Потом — «Луна-парк», прошедший сначала как-то полузамеченно. Востребован — и в кино, и в жизни — он оказался позже. Там потрясающая роль Олега Борисова и совсем новый типаж неонацика, которого тогда еще никто не видел, а я угадал. Потом — «Свадьба», такое страшноватое русское веселье. Наверное, «Остров». И — либо «Царь», либо «Братство».
— Когда вы с Мамоновым работали в «Острове» 16 лет спустя после «Такси-блюза», он был тот же?
— Совершенно другой человек. Неузнаваемый. Поэтому второй канал так и боялся вкладываться в картину: непредсказуемый тип! Но все получилось. Фильм прозвучал. А сейчас, думаю, не получилось бы. Сейчас бы посмотрели максимум 50 тысяч человек.
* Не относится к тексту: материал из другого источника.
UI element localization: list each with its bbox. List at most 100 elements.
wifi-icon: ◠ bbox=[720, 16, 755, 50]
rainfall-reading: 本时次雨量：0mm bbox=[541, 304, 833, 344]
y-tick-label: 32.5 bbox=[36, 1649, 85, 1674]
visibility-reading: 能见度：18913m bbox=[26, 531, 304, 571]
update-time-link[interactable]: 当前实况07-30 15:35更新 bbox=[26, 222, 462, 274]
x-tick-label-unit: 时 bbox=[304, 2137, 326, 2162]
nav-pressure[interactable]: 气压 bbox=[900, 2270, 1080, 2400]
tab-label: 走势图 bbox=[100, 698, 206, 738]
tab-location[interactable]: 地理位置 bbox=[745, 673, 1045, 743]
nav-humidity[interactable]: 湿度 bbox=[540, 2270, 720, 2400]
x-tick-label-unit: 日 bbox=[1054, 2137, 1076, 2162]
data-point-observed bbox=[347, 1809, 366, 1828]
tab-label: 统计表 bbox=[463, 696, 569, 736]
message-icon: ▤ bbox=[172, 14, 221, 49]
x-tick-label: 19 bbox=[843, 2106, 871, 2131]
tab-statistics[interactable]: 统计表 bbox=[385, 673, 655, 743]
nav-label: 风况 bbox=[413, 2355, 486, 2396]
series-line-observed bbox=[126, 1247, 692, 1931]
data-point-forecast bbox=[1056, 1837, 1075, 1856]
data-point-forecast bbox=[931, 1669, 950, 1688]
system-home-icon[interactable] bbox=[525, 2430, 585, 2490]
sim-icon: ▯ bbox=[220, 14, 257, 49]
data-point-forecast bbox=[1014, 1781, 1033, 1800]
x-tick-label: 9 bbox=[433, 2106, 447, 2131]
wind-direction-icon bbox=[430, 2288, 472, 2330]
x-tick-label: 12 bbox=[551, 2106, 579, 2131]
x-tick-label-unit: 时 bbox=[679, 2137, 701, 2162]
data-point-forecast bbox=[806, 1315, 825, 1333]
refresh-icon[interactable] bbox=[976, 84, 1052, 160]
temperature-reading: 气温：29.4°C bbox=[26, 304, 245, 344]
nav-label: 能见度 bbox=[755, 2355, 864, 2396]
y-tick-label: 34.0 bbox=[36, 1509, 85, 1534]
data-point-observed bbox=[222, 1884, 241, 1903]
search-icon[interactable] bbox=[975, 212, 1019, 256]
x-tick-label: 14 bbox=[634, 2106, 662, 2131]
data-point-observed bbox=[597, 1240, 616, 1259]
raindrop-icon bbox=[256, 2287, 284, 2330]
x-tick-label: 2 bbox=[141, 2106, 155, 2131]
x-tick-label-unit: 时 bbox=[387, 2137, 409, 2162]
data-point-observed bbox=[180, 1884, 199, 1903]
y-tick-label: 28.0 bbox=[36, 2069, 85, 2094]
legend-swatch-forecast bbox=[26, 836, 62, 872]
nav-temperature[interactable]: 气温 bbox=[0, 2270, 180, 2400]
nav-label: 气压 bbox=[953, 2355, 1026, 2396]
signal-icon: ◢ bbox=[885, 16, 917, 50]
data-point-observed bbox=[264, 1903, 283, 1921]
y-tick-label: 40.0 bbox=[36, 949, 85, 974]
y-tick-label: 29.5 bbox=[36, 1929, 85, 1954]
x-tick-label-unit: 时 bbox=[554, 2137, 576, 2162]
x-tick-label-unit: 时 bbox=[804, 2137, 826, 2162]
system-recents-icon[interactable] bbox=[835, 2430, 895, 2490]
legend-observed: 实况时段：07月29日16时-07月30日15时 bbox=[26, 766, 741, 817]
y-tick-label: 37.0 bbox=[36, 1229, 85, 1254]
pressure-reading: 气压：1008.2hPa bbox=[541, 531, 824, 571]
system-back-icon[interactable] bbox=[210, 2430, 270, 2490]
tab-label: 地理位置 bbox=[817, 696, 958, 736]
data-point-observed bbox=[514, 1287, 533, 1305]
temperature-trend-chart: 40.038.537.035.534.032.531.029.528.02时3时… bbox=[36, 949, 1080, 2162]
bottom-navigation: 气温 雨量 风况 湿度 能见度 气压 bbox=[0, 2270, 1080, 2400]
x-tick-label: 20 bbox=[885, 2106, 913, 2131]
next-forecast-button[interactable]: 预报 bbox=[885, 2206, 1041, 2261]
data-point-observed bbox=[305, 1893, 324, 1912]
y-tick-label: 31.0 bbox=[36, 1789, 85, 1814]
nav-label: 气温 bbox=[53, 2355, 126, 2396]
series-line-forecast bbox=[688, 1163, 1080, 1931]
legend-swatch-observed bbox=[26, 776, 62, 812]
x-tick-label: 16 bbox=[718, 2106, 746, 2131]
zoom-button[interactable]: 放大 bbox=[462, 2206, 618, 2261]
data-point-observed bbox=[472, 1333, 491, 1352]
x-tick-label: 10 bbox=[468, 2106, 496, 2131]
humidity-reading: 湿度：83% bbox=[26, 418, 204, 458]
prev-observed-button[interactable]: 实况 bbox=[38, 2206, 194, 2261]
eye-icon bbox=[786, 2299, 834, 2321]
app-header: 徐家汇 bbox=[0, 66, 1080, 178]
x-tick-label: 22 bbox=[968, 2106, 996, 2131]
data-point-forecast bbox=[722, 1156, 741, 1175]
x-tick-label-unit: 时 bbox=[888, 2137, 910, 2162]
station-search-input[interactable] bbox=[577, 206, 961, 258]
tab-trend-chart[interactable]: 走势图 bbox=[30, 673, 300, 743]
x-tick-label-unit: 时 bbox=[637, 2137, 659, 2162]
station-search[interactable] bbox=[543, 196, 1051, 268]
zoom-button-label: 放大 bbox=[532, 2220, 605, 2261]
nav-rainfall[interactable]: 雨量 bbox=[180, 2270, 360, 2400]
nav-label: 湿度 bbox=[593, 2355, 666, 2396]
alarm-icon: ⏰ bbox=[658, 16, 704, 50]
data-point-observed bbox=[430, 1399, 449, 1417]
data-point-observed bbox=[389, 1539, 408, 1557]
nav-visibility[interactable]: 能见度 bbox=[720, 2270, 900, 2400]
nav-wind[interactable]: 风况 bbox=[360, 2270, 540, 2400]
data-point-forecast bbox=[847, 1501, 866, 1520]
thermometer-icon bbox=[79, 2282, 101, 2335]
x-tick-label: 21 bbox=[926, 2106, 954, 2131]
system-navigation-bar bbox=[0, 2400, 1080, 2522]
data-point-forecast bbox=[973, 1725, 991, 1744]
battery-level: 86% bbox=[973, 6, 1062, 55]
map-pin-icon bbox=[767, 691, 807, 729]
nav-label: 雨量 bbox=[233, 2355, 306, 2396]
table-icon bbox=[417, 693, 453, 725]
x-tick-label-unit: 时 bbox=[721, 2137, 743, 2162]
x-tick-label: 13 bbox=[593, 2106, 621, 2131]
— Не думаю. Тема церкви в центре.
— Да, но отношение к ней другое. И фильм про предателя, который переродился и стал святым, скорей всего не запустили бы вообще.
— Как вы относитесь к фильму «Подстрочник», про вашу маму Лилианну Лунгину?
— Как к абсолютному чуду, и сегодня, кажется, его бы тоже так смотреть не стали. Я сам не понимаю — ничего не происходит, пожилая женщина рассказывает свою жизнь… Благодаря этой картине я снова стал сыном той самой Лунгиной. Потому что в какое-то время она стала матерью того самого Лунгина, но «Подстрочник» все вернул на место. Дорман как-то оказался… лучшим сыном, чем я. Я бы никогда не смог снять такое кино о маме — дистанция нужна, видимо…
— Тарковский тоже собирался снимать мать в «Зеркале» — и не смог.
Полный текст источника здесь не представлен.